Praying With Your Feet: Rosh Hashanah and Healthcare Justice

By Leah Greenblum
JCUA Member and Guest Blogger

ACTION ALERT

Thursday, Sept. 18, 4:00 pm
Outside the Duchossois Center for Advanced Medicine
Corner of Maryland Ave. and E. 58th St. [MAP IT]
RSVP here

Leah Greenblum

Leah Greenblum

Most of us who live in Chicago are vastly aware of the city’s segregation. For me and many of my white friends, our interactions with the city’s south side are limited to visiting a select few locations. It may be eating the best pasties with a good friend, people-watching the students at University of Chicago, or checking out a mural or 20 in Pilsen. But while we’re enjoying what this area of the city has to offer, sometimes we forget that many of the residents of the South Side are still very much victims of structural discrimination that deeply affects their lives.

What does structural discrimination look like in Chicago? One manifestation is the  lack of trauma center on the south side. While eight trauma centers are distributed throughout the Chicago area, none are located in south side neighborhoods. There are countless stories of women and men dying from treatable gunshots in inordinately long ambulance rides to distant trauma centers.

This maldistribution of resources is an an amalgamation of many inequalities at once. We all know that Chicago has some high violent crime.
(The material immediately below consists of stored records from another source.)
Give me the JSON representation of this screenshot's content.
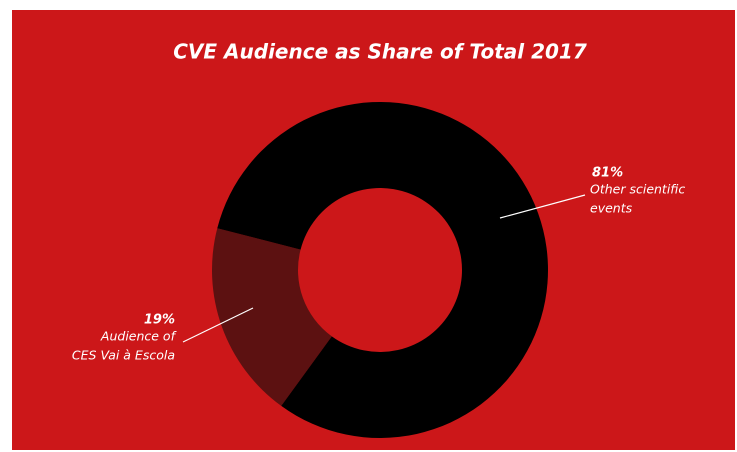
{
  "chart_data": {
    "type": "donut",
    "title": "CVE Audience as Share of Total 2017",
    "categories": [
      [
        "Audience of",
        "CES Vai à Escola"
      ],
      [
        "Other scientific",
        "events"
      ]
    ],
    "values": [
      19,
      81
    ],
    "value_labels": [
      "19%",
      "81%"
    ],
    "colors": [
      "#5c1111",
      "#000000"
    ],
    "background": "#cc1719"
  }
}
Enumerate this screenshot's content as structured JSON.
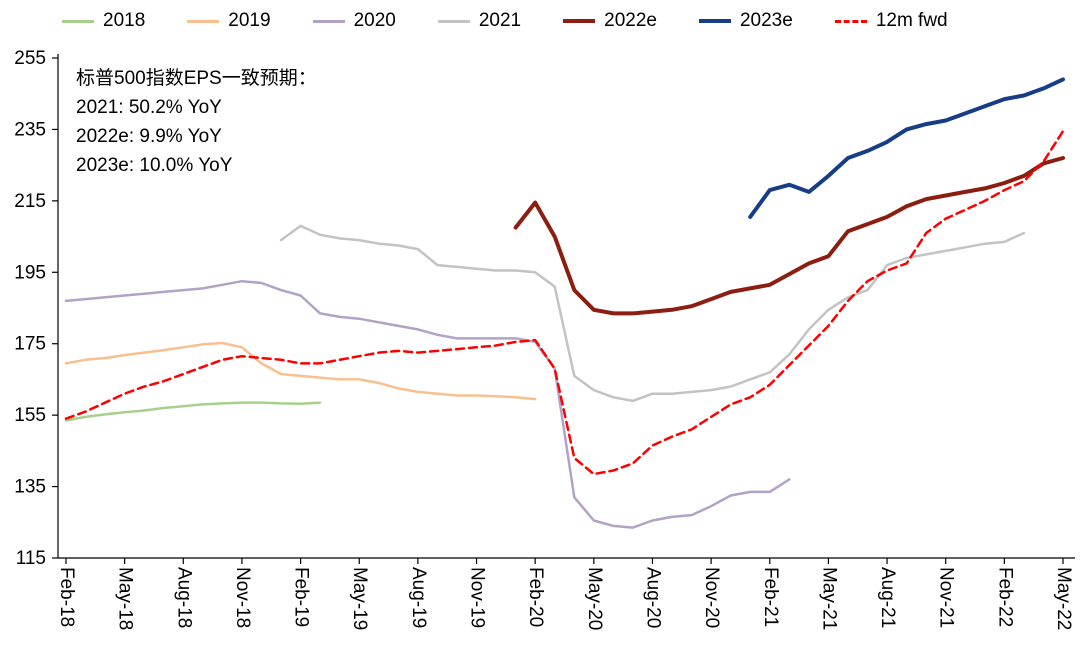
{
  "legend": {
    "items": [
      {
        "label": "2018",
        "color": "#a8d08d",
        "dash": false,
        "thick": false
      },
      {
        "label": "2019",
        "color": "#f8c08e",
        "dash": false,
        "thick": false
      },
      {
        "label": "2020",
        "color": "#b2a2c8",
        "dash": false,
        "thick": false
      },
      {
        "label": "2021",
        "color": "#c3c3c3",
        "dash": false,
        "thick": false
      },
      {
        "label": "2022e",
        "color": "#8b1e10",
        "dash": false,
        "thick": true
      },
      {
        "label": "2023e",
        "color": "#163d85",
        "dash": false,
        "thick": true
      },
      {
        "label": "12m fwd",
        "color": "#ff0000",
        "dash": true,
        "thick": false
      }
    ]
  },
  "annotation": {
    "lines": [
      "标普500指数EPS一致预期：",
      "2021: 50.2% YoY",
      "2022e: 9.9% YoY",
      "2023e: 10.0% YoY"
    ]
  },
  "chart_data": {
    "type": "line",
    "title": "标普500指数EPS一致预期",
    "xlabel": "",
    "ylabel": "",
    "ylim": [
      115,
      255
    ],
    "y_ticks": [
      115,
      135,
      155,
      175,
      195,
      215,
      235,
      255
    ],
    "grid": false,
    "legend_position": "top",
    "x_unit": "month",
    "x_months_total": 51,
    "x_tick_interval_months": 3,
    "x_tick_labels": [
      "Feb-18",
      "May-18",
      "Aug-18",
      "Nov-18",
      "Feb-19",
      "May-19",
      "Aug-19",
      "Nov-19",
      "Feb-20",
      "May-20",
      "Aug-20",
      "Nov-20",
      "Feb-21",
      "May-21",
      "Aug-21",
      "Nov-21",
      "Feb-22",
      "May-22"
    ],
    "series": [
      {
        "name": "2018",
        "color": "#a8d08d",
        "dash": false,
        "line_width": 2.5,
        "start_month_index": 0,
        "values": [
          153.5,
          154.5,
          155.2,
          155.8,
          156.3,
          157.0,
          157.5,
          158.0,
          158.3,
          158.5,
          158.5,
          158.3,
          158.2,
          158.5
        ]
      },
      {
        "name": "2019",
        "color": "#f8c08e",
        "dash": false,
        "line_width": 2.5,
        "start_month_index": 0,
        "values": [
          169.5,
          170.5,
          171.0,
          171.8,
          172.5,
          173.2,
          174.0,
          174.8,
          175.2,
          174.0,
          169.5,
          166.5,
          166.0,
          165.5,
          165.0,
          165.0,
          164.0,
          162.5,
          161.5,
          161.0,
          160.5,
          160.5,
          160.3,
          160.0,
          159.5
        ]
      },
      {
        "name": "2020",
        "color": "#b2a2c8",
        "dash": false,
        "line_width": 2.5,
        "start_month_index": 0,
        "values": [
          187.0,
          187.5,
          188.0,
          188.5,
          189.0,
          189.5,
          190.0,
          190.5,
          191.5,
          192.5,
          192.0,
          190.0,
          188.5,
          183.5,
          182.5,
          182.0,
          181.0,
          180.0,
          179.0,
          177.5,
          176.5,
          176.5,
          176.5,
          176.5,
          175.5,
          168.0,
          132.0,
          125.5,
          124.0,
          123.5,
          125.5,
          126.5,
          127.0,
          129.5,
          132.5,
          133.5,
          133.5,
          137.0
        ]
      },
      {
        "name": "2021",
        "color": "#c3c3c3",
        "dash": false,
        "line_width": 2.5,
        "start_month_index": 11,
        "values": [
          204.0,
          208.0,
          205.5,
          204.5,
          204.0,
          203.0,
          202.5,
          201.5,
          197.0,
          196.5,
          196.0,
          195.5,
          195.5,
          195.0,
          191.0,
          166.0,
          162.0,
          160.0,
          159.0,
          161.0,
          161.0,
          161.5,
          162.0,
          163.0,
          165.0,
          167.0,
          172.0,
          179.0,
          184.5,
          188.0,
          190.0,
          197.0,
          199.0,
          200.0,
          201.0,
          202.0,
          203.0,
          203.5,
          206.0
        ]
      },
      {
        "name": "2022e",
        "color": "#8b1e10",
        "dash": false,
        "line_width": 4,
        "start_month_index": 23,
        "values": [
          207.5,
          214.5,
          205.0,
          190.0,
          184.5,
          183.5,
          183.5,
          184.0,
          184.5,
          185.5,
          187.5,
          189.5,
          190.5,
          191.5,
          194.5,
          197.5,
          199.5,
          206.5,
          208.5,
          210.5,
          213.5,
          215.5,
          216.5,
          217.5,
          218.5,
          220.0,
          222.0,
          225.5,
          227.0
        ]
      },
      {
        "name": "2023e",
        "color": "#163d85",
        "dash": false,
        "line_width": 4,
        "start_month_index": 35,
        "values": [
          210.5,
          218.0,
          219.5,
          217.5,
          222.0,
          227.0,
          229.0,
          231.5,
          235.0,
          236.5,
          237.5,
          239.5,
          241.5,
          243.5,
          244.5,
          246.5,
          249.0
        ]
      },
      {
        "name": "12m fwd",
        "color": "#ff0000",
        "dash": true,
        "line_width": 2.5,
        "start_month_index": 0,
        "values": [
          154,
          156,
          158.5,
          161,
          163,
          164.5,
          166.5,
          168.5,
          170.5,
          171.5,
          171,
          170.5,
          169.5,
          169.5,
          170.5,
          171.5,
          172.5,
          173,
          172.5,
          173,
          173.5,
          174,
          174.5,
          175.5,
          176,
          168,
          143,
          138.5,
          139.5,
          141.5,
          146.5,
          149,
          151,
          154.5,
          158,
          160,
          163.5,
          169,
          174.5,
          180,
          187,
          192.5,
          195.5,
          197.5,
          206,
          210,
          212.5,
          215,
          218,
          220.5,
          226,
          234.5
        ]
      }
    ]
  }
}
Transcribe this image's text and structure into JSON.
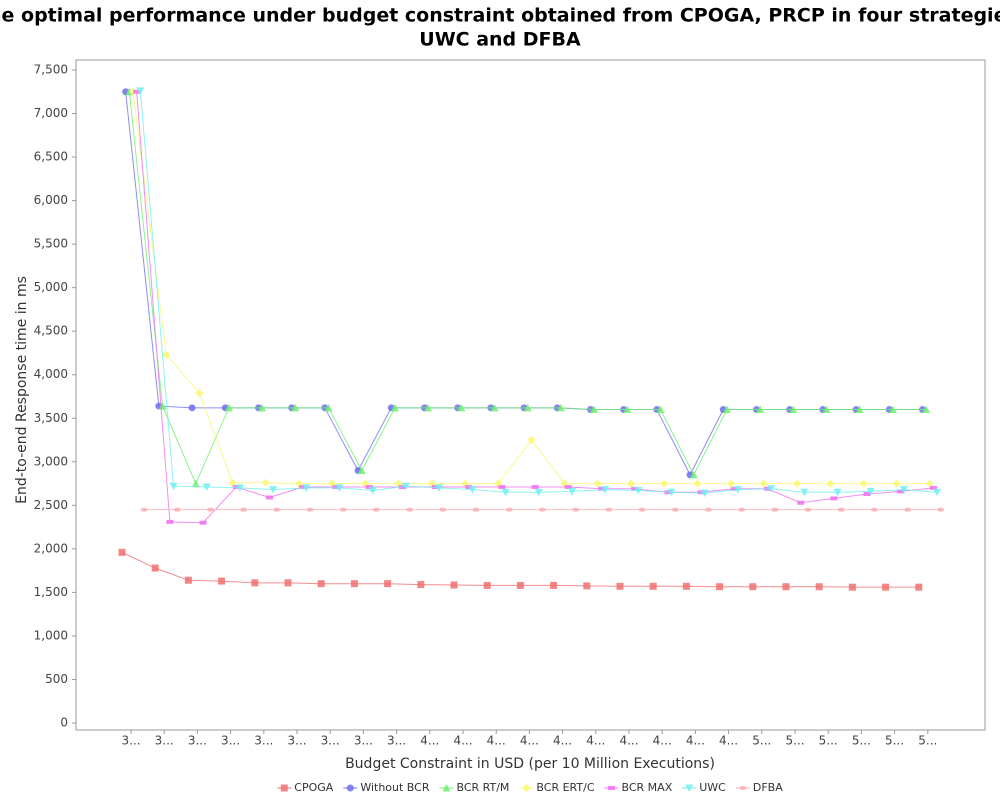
{
  "chart_data": {
    "type": "line",
    "title": [
      "The optimal performance under budget constraint obtained from CPOGA, PRCP in four strategies,",
      "UWC and DFBA"
    ],
    "x_label": "Budget Constraint in USD (per 10 Million Executions)",
    "y_label": "End-to-end Response time in ms",
    "categories": [
      "3...",
      "3...",
      "3...",
      "3...",
      "3...",
      "3...",
      "3...",
      "3...",
      "3...",
      "4...",
      "4...",
      "4...",
      "4...",
      "4...",
      "4...",
      "4...",
      "4...",
      "4...",
      "4...",
      "5...",
      "5...",
      "5...",
      "5...",
      "5...",
      "5..."
    ],
    "ylim": [
      0,
      7500
    ],
    "yticks": [
      0,
      500,
      {
        "value": 1000,
        "label": "1,000"
      },
      {
        "value": 1500,
        "label": "1,500"
      },
      {
        "value": 2000,
        "label": "2,000"
      },
      {
        "value": 2500,
        "label": "2,500"
      },
      {
        "value": 3000,
        "label": "3,000"
      },
      {
        "value": 3500,
        "label": "3,500"
      },
      {
        "value": 4000,
        "label": "4,000"
      },
      {
        "value": 4500,
        "label": "4,500"
      },
      {
        "value": 5000,
        "label": "5,000"
      },
      {
        "value": 5500,
        "label": "5,500"
      },
      {
        "value": 6000,
        "label": "6,000"
      },
      {
        "value": 6500,
        "label": "6,500"
      },
      {
        "value": 7000,
        "label": "7,000"
      },
      {
        "value": 7500,
        "label": "7,500"
      }
    ],
    "grid": false,
    "legend": "bottom",
    "series": [
      {
        "name": "CPOGA",
        "color": "#f07070",
        "marker": "square",
        "values": [
          1960,
          1780,
          1640,
          1630,
          1610,
          1610,
          1600,
          1600,
          1600,
          1590,
          1585,
          1580,
          1580,
          1580,
          1575,
          1570,
          1570,
          1570,
          1565,
          1565,
          1565,
          1565,
          1560,
          1560,
          1560
        ]
      },
      {
        "name": "Without BCR",
        "color": "#7070f0",
        "marker": "circle",
        "values": [
          7250,
          3640,
          3620,
          3620,
          3620,
          3620,
          3620,
          2900,
          3620,
          3620,
          3620,
          3620,
          3620,
          3620,
          3600,
          3600,
          3600,
          2850,
          3600,
          3600,
          3600,
          3600,
          3600,
          3600,
          3600
        ]
      },
      {
        "name": "BCR RT/M",
        "color": "#70f070",
        "marker": "triangle",
        "values": [
          7250,
          3640,
          2750,
          3620,
          3620,
          3620,
          3620,
          2900,
          3620,
          3620,
          3620,
          3620,
          3620,
          3620,
          3600,
          3600,
          3600,
          2850,
          3600,
          3600,
          3600,
          3600,
          3600,
          3600,
          3600
        ]
      },
      {
        "name": "BCR ERT/C",
        "color": "#f8f870",
        "marker": "diamond",
        "values": [
          7250,
          4230,
          3790,
          2760,
          2760,
          2750,
          2750,
          2750,
          2750,
          2750,
          2750,
          2750,
          3250,
          2750,
          2750,
          2750,
          2750,
          2750,
          2750,
          2750,
          2750,
          2750,
          2750,
          2750,
          2750
        ]
      },
      {
        "name": "BCR MAX",
        "color": "#f070f0",
        "marker": "rect",
        "values": [
          7250,
          2310,
          2300,
          2710,
          2590,
          2710,
          2710,
          2710,
          2710,
          2710,
          2710,
          2710,
          2710,
          2710,
          2690,
          2690,
          2650,
          2650,
          2690,
          2690,
          2530,
          2580,
          2630,
          2660,
          2700
        ]
      },
      {
        "name": "UWC",
        "color": "#70f0f0",
        "marker": "triangle-down",
        "values": [
          7260,
          2720,
          2710,
          2700,
          2680,
          2700,
          2700,
          2670,
          2720,
          2700,
          2680,
          2650,
          2650,
          2660,
          2680,
          2670,
          2650,
          2640,
          2680,
          2690,
          2650,
          2650,
          2660,
          2680,
          2650
        ]
      },
      {
        "name": "DFBA",
        "color": "#f8b0b0",
        "marker": "ellipse",
        "values": [
          2450,
          2450,
          2450,
          2450,
          2450,
          2450,
          2450,
          2450,
          2450,
          2450,
          2450,
          2450,
          2450,
          2450,
          2450,
          2450,
          2450,
          2450,
          2450,
          2450,
          2450,
          2450,
          2450,
          2450,
          2450
        ]
      }
    ]
  }
}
In particular we know that this crime is often concentrated in pockets of neighborhoods blighted by high levels of poverty, such as Englewood, Chatham, Washington Park, and Fuller Park. We also know that gunshot victims (many of whom are not associated with gangs, but are innocent bystanders) and others who incur events causing trauma (Who hasn’t had a bicycle accident?) are often in unstable physical condition so much so that time—we’re talking minutes and seconds—can be the difference in life and death.

Click on the map to see a larger version.

Click on the map to see a larger version.

So it makes sense that, considering Chicago’s crime rates—specifically the number of gunshot wounds—on the South Side, there would be at least one trauma center that would be equipped to handle patients efficiently and decrease gunshot victim deaths. Sadly, this is not currently the case.

It’s clear that the University of Chicago Medical Center—which in 2012 made $156 million in profit—could choose to build one in Hyde Park.

Community groups have identified a trauma center at the University as a potential solution to what researchers call the “trauma desert.” Instead of working with the community to solve this issue, the university has chosen to ignore research, proposals, and attempts for engagement by residents and their allies. The University of Chicago’s resistance to being a part of a solution contributes to a systemic pattern of discrimination against people on the South Side.

The university chooses not to prioritize trauma care for the surrounding community based on low levels of health insurance coverage and high levels of poverty. This, in turn, leads to deaths, which continue to perpetuate weakened communities and poverty. To be clear: A trauma center is not the only answer, but it is definitely a piece of a solution.

This Thursday, Eight cantors and rabbis will join an interfaith coalition to sing for a trauma center.

This Thursday, Eight cantors and rabbis will join an interfaith coalition to sing for a trauma center.

This Thursday at 4pm, JCUA will join community and faith groups on the South Side to “Sing for a Trauma Center.”

As people of different faiths come together a new trauma center, Jewish clergy from across Chicago will sing prayers and blow the shofar. Sign up to attend this action, and pray with us for an end to structural discrimination so all people can be healed.

During Rosh Hashanah Jews pray for life, health, and prosperity, and of course eat apples and honey. As a self-identified secular Jew, I will not be attending synagogue this year during the high holidays– or probably at all. (I may, in fact, celebrate by making kugel potstickers, but that’s another story.)

Although I’ll be working instead of praying or atoning in public, I will still be reflecting on the question of “how to be inscribed in the Book of Life.” For me, attending this event and partaking in an action that draws attention to structural inequalities that take place in the city I call home, is the kind of self-reflection that resonates most with me. I hope you all can join me as well (because I’ll really need some help in drowning out my tunes).

We mustn’t stop at the New Year. Indeed, everyone deserves to live years of full, sweet life.